Abstract: Digital Sovereignty must be on the agenda of every modern nation. Digital technology is becoming part of our life details, from the vital essentials, like food and water management, to transcendence in the Metaverse and Space. Protecting these digital assets will, therefore, be inevitable for a modern country to live, excel and lead. Digital Sovereignty is a strategic necessity to protect these digital assets from the monopoly of friendly rational states, and the threats of unfriendly Malicious states and behaviors. In this work, we revisit the definition and scope of digital sovereignty through extending it to cover the entire value chain of using, owning, and producing digital assets. We emphasize the importance of protecting the operational resources, both raw materials and human expertise, in addition to research and innovation necessary to achieve sustainable sovereignty. We also show that digital sovereignty by autonomy is often impossible, and by mutual cooperation is not always sustainable. To this end, we propose implementing digital sovereignty using Nash Equilibrium, often studied in Game Theory, to govern the relation with Rational states. Finally, we propose a digital sovereignty agenda for different country's digital profiles, based on their status quo, priorities, and capabilities. We survey state-of-the-art digital technology that is useful to make the current digital assets sovereign. Additionally, we propose a roadmap that aims to develop a sovereign digital nation, as close as possible to autonomy. Finally, we draw attention to the need of more research to better understand and implement digital sovereignty from different perspectives: technological, economic, and geopolitical.
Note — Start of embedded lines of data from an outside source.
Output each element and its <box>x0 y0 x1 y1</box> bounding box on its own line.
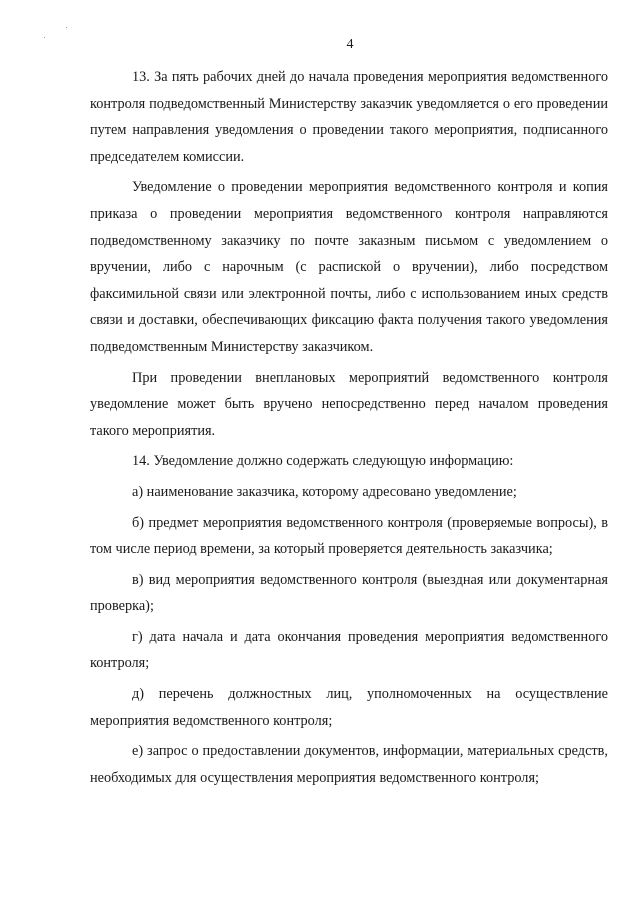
paragraph-unscheduled-inspections: При проведении внеплановых мероприятий ведомственного контроля уведомление может быть вручено непосредственно перед началом проведения такого мероприятия. <box>90 369 608 439</box>
list-item-b: б) предмет мероприятия ведомственного контроля (проверяемые вопросы), в том числе период времени, за который проверяется деятельность заказчика; <box>90 514 608 558</box>
document-body <box>90 64 608 795</box>
list-item-g: г) дата начала и дата окончания проведения мероприятия ведомственного контроля; <box>90 628 608 672</box>
scan-speck <box>66 27 67 28</box>
list-item-a: а) наименование заказчика, которому адресовано уведомление; <box>132 483 517 500</box>
list-item-d: д) перечень должностных лиц, уполномоченных на осуществление мероприятия ведомственного контроля; <box>90 686 608 729</box>
page-number: 4 <box>346 37 354 52</box>
list-item-v: в) вид мероприятия ведомственного контроля (выездная или документарная проверка); <box>90 571 608 615</box>
paragraph-14: 14. Уведомление должно содержать следующую информацию: <box>132 453 514 470</box>
list-item-e: е) запрос о предоставлении документов, информации, материальных средств, необходимых для осуществления мероприятия ведомственного контроля; <box>90 743 608 786</box>
paragraph-13: 13. За пять рабочих дней до начала проведения мероприятия ведомственного контроля подведомственный Министерству заказчик уведомляется о его проведении путем направления уведомления о проведении такого мероприятия, подписанного председателем комиссии. <box>90 69 608 165</box>
paragraph-notification-delivery: Уведомление о проведении мероприятия ведомственного контроля и копия приказа о проведении мероприятия ведомственного контроля направляются подведомственному заказчику по почте заказным письмом с уведомлением о вручении, либо с нарочным (с распиской о вручении), либо посредством факсимильной связи или электронной почты, либо с использованием иных средств связи и доставки, обеспечивающих фиксацию факта получения такого уведомления подведомственным Министерству заказчиком. <box>90 179 608 355</box>
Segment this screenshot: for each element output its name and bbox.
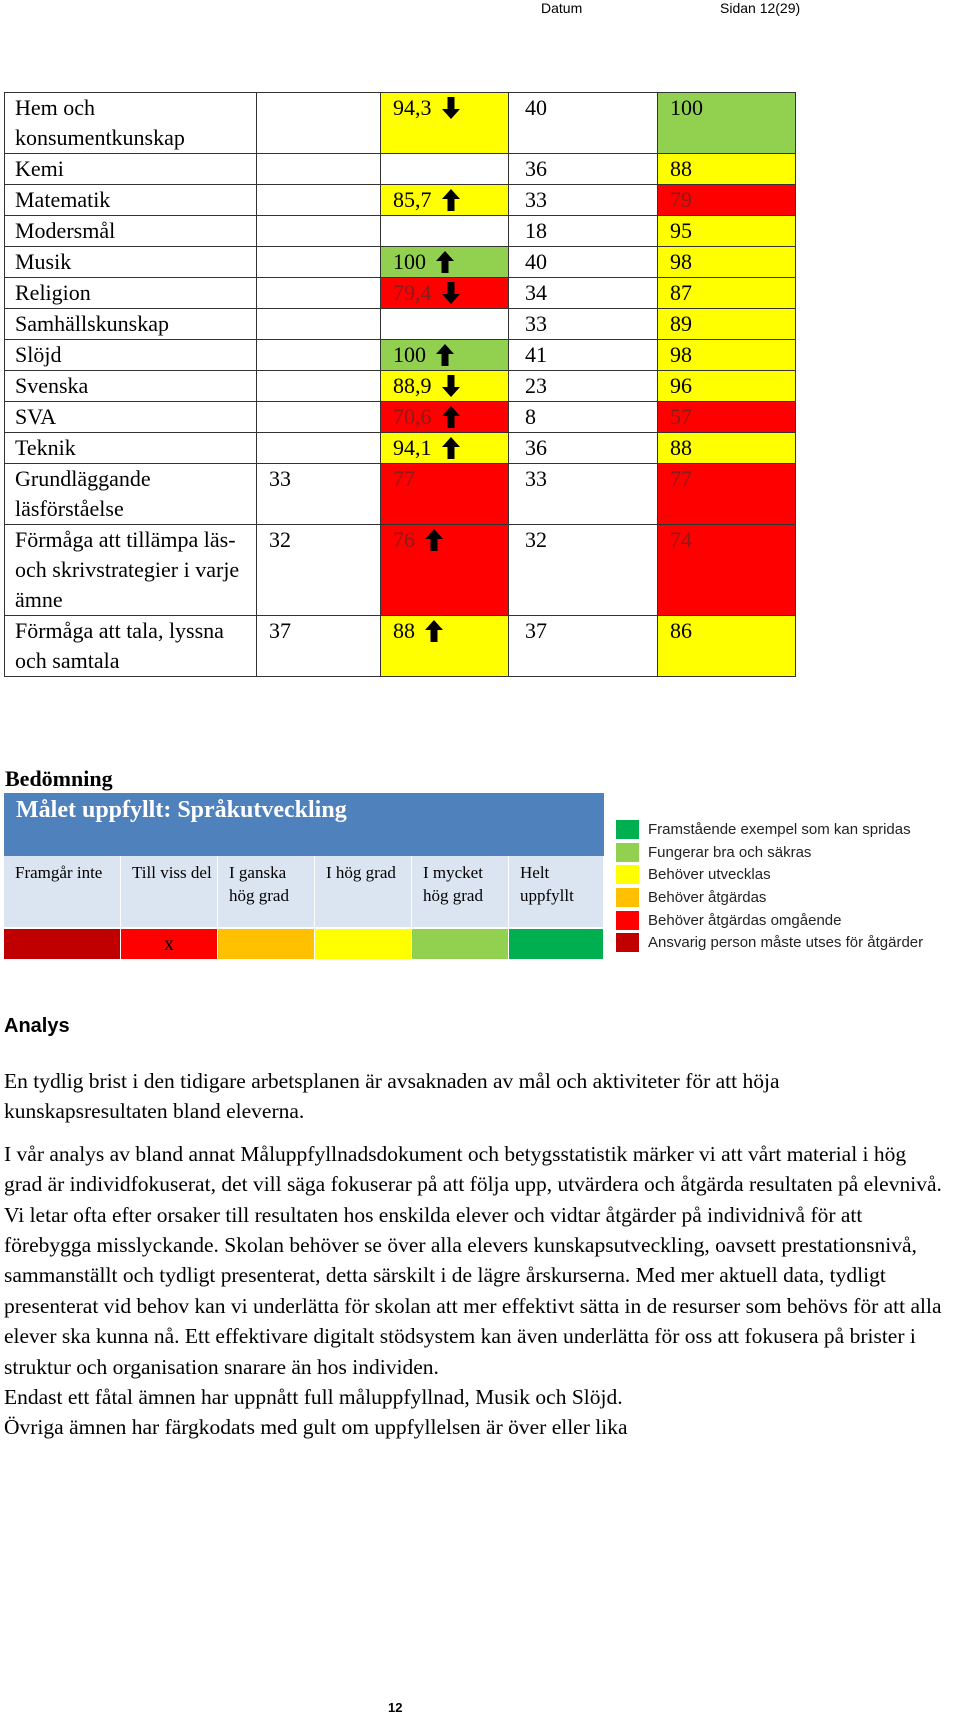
value-text: 77 bbox=[393, 466, 415, 491]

8.ProPILE: Probing Privacy Leakage in Large Language Models

Authors:Siwon Kim, Sangdoo Yun, Hwaran Lee, Martin Gubri, Sungroh Yoon, Seong Joon Oh

Abstract: The rapid advancement and widespread use of large language models (LLMs) have raised significant concerns regarding the potential leakage of personally identifiable information (PII). These models are often trained on vast quantities of web-collected data, which may inadvertently include sensitive personal data. This paper presents ProPILE, a novel probing tool designed to empower data subjects, or the owners of the PII, with awareness of potential PII leakage in LLM-based services. ProPILE lets data subjects formulate prompts based on their own PII to evaluate the level of privacy intrusion in LLMs. We demonstrate its application on the OPT-1.3B model trained on the publicly available Pile dataset. We show how hypothetical data subjects may assess the likelihood of their PII being included in the Pile dataset being revealed. ProPILE can also be leveraged by LLM service providers to effectively evaluate their own levels of PII leakage with more powerful prompts specifically tuned for their in-house models. This tool represents a pioneering step towards empowering the data subjects for their awareness and control over their own data on the web.

9.An Algorithm for Persistent Homology Computation Using Homomorphic Encryption

Authors:Dominic Gold, Koray Karabina, Francis C. Motta

Abstract: Topological Data Analysis (TDA) offers a suite of computational tools that provide quantified shape features in high dimensional data that can be used by modern statistical and predictive machine learning (ML) models. In particular, persistent homology (PH) takes in data (e.g., point clouds, images, time series) and derives compact representations of latent topological structures, known as persistence diagrams (PDs). Because PDs enjoy inherent noise tolerance, are interpretable and provide a solid basis for data analysis, and can be made compatible with the expansive set of well-established ML model architectures, PH has been widely adopted for model development including on sensitive data, such as genomic, cancer, sensor network, and financial data. Thus, TDA should be incorporated into secure end-to-end data analysis pipelines. In this paper, we take the first step to address this challenge and develop a version of the fundamental algorithm to compute PH on encrypted data using homomorphic encryption (HE).